As for the substance beyond the style, Branagh and the film’s script are a bit more subtle. It’s a Poirot mystery so it shouldn’t shock anyone that a murder happens within the first 20 minutes, but to whom it happens may be a bit more of a surprise. Each surviving character has their own ultimately sympathetic (though some more than others) motivations and connections, but it’s seeing the measured ways in which Branagh shows the cracks in Poirot’s confidence and the roots of his dedication to logic and deduction that I found most endearing. Heroes are at their most interesting when they’re vulnerable in one way or another, so seeing this nigh-invincible mind forced to confront mysteries he may not be able to solve as he’s forced to consider concepts he’d long since evolved beyond is right where Poirot should be at this point in the series.

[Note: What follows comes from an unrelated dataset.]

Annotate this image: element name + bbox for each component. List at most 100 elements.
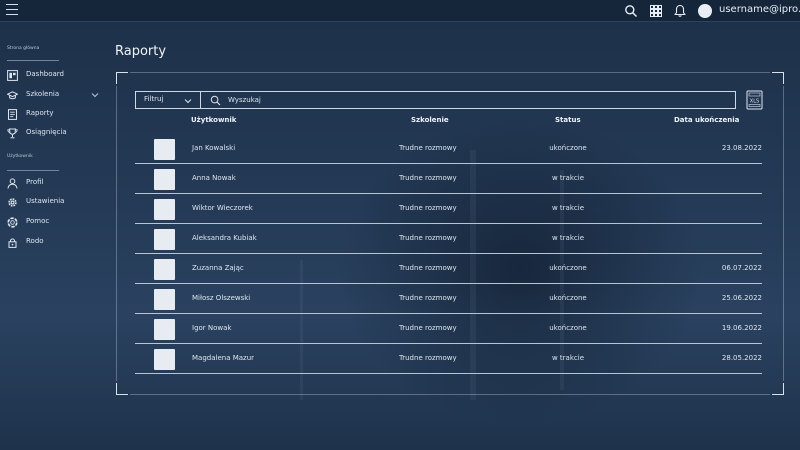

If there’s a complaint that lingers, it’s that a single casting choice stuck out like a sore thumb. This is due almost entirely to the character’s unmistakable similarity to another played by the same actor in a contemporary piece of entertainment. I’m trying to be vague in the hope that no one else will be immediately distracted as I was, but it took me out of the moment multiple times. I realize this is almost entirely on me and through no fault of the actor’s but there it is all the same.

All that said, I can’t recommend this enough, especially if you’re looking for a more old-fashioned haunted house mystery now that we’re on our way into this year’s Spooky Season.